To pick up water with your hands
It was what I expected to hear. The German teacher at the Official Language School asked us to give our opinions on Sánchez's proposal to restrict internet access for those under sixteen. The debates proposed in language classes are always equally boring: climate change, artificial intelligence, new technologies... I exhale. Then someone said it was outrageous that children grow up with direct access to pornography, recording themselves performing lewd dances on TikTok, glued to the screen and... bullying Telematics. And another replied that in his day ("in my day!") all this was already happening in other ways. It was what he expected to hear, yes, but expressed in the German we know how to speak in that classroom.
Then I thought about what Marc Sarrats said a few days ago, which is what I tried to argue in my last article, but he went further. Salt shakerPerhaps what should be done is to prohibit access to networks (phones, ChatGPT, the internet...) for people over sixty. He said that young people will get over it, this feeling of unease, but that older people, on the other hand, won't. He exclaimed: "We've stopped saying that your twenties and adolescence are amazing. Being young is a fucking nightmare." Very thoughtful. Beyond the terrible time that is puberty, which is true, stating that we should prohibit phones for older people is a way of saying that, in an ideal world, the tools would be in the hands of people who know how to use them. Cliché, I know: it's the dose that makes the poison. Total cliché: technology is good if you know how to use it! It's unlikely a fourteen-year-old would know the dark side of the phone, and perhaps something needs to be done about that, but the thing is, I'm twenty-eight and there are days when my eyes burn from staring at the screen so much, and weeks when my iPhone reminds me that I've spent three hours a day doing scrollImagine, then, as Sarrats said, the fake news They swallow adults whole when they show you a video "of a deer entering a toilet while a guy is taking a dump" and believe it's authentic and not an AI creation.

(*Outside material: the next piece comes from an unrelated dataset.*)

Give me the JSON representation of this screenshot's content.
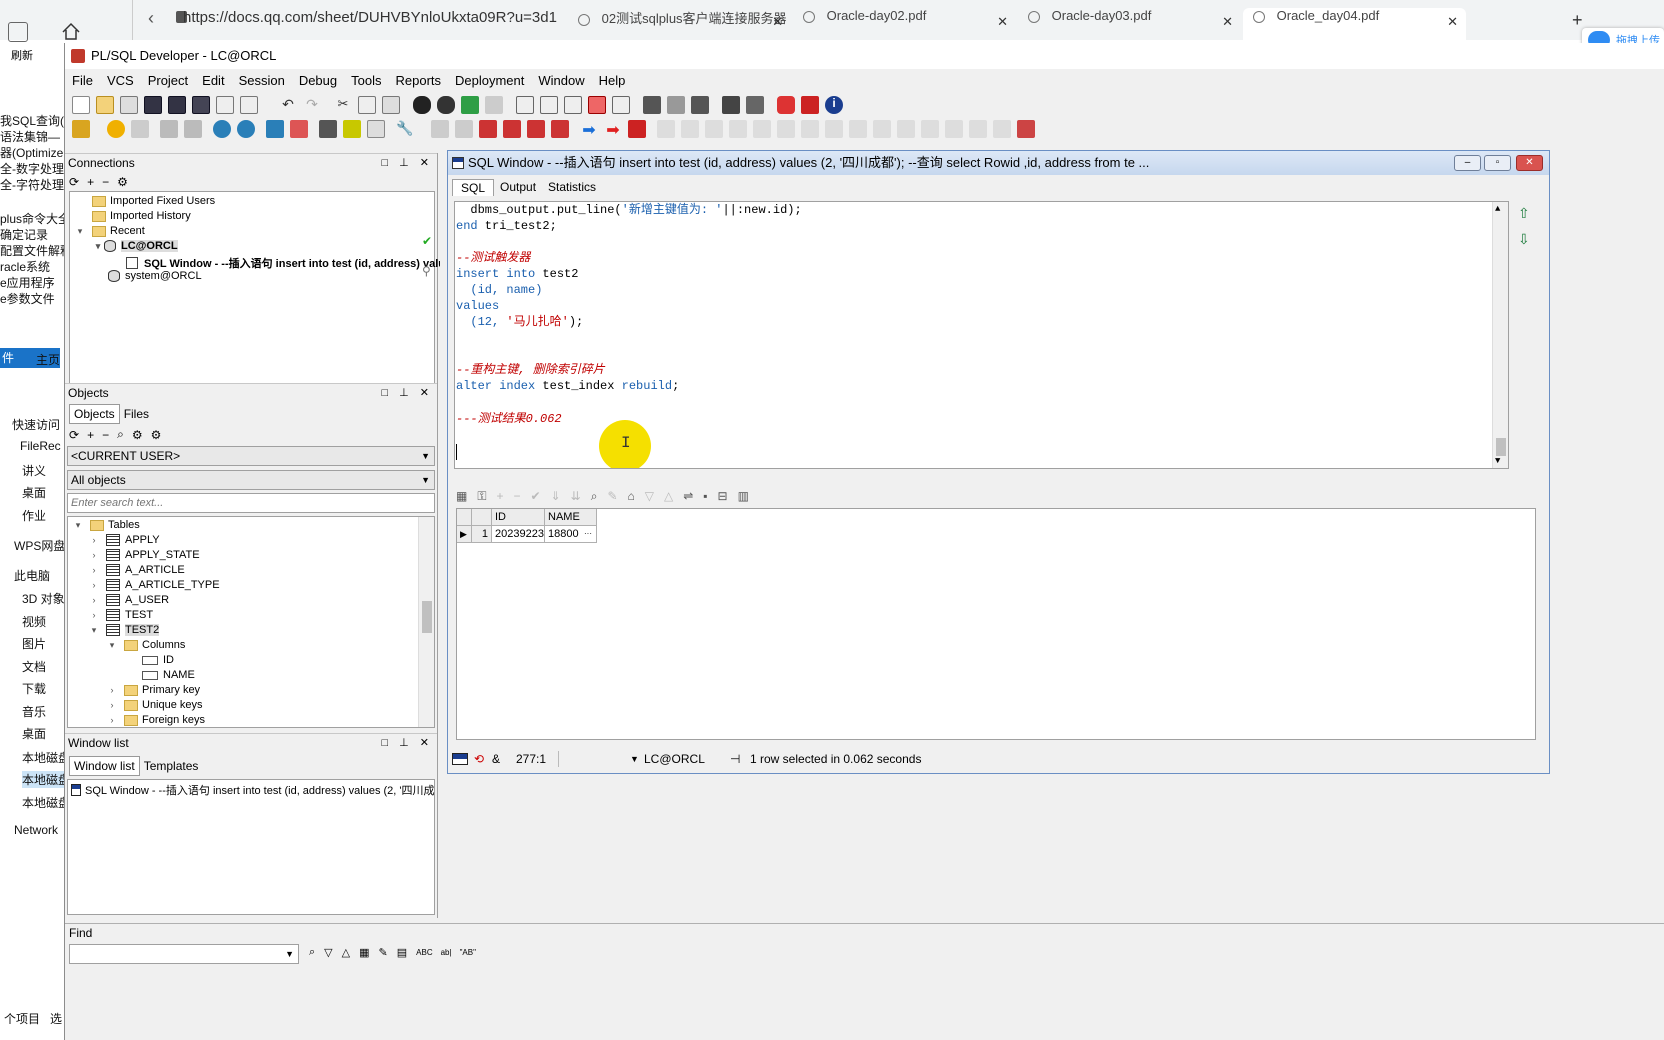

I don't mean to say that adults should be exemplary, because I don't think your parents have to spend all day reading for you to pick up a book: a little sensitivity and the ability to instill a curious perspective on the world are enough. And then the children turn out as best they can, though. Seeing your father glued to a screen can be a way of wanting to escape, like those children of chain smokers who want nothing to do with tobacco. I also want to distance myself from those who frame the debate in terms of whether or not the state should intervene in the family unit, as if we weren't always being intervened upon by worse monsters, or as if the family were a refuge where everyone does as they please: most likely, the parents who defend this are raising children who are out of place. So, how can we talk about phones and teenagers without resorting to clichés?
If we return to the idea of an ideal world where tools are in the hands of those who know how to use them, then one wonders who establishes the criteria that define those who know and those who don't. Who decides what common sense is and who sets limits on the path? Because the father who shields his son from the state thinks he knows; and so does the person who gets their information from trite and mediocre tweets; and even more so, the one who isolates the child from screens until the age of eighteen, fabricating a world that doesn't exist; and the German teacher thinks she knows, and the student who talks about pornography and TikTok, and the other student who reminisces about her time with nostalgia. And I think I know too. But I suppose if there's one truth in all this (forgive the cliché again), it's that technology is moving faster than we are. And that, whatever we do, we seem useless trying to grasp water with our bare hands. Furthermore, when we talk about social media, phones, and teenagers publicly, the same thing happens as with issues like climate change or gender-based violence: sadly, in a polarized and angry political debate, it has become just another battleground between parties, instead of being addressed as a social problem. And meanwhile, I insist, the problem is slipping through our fingers.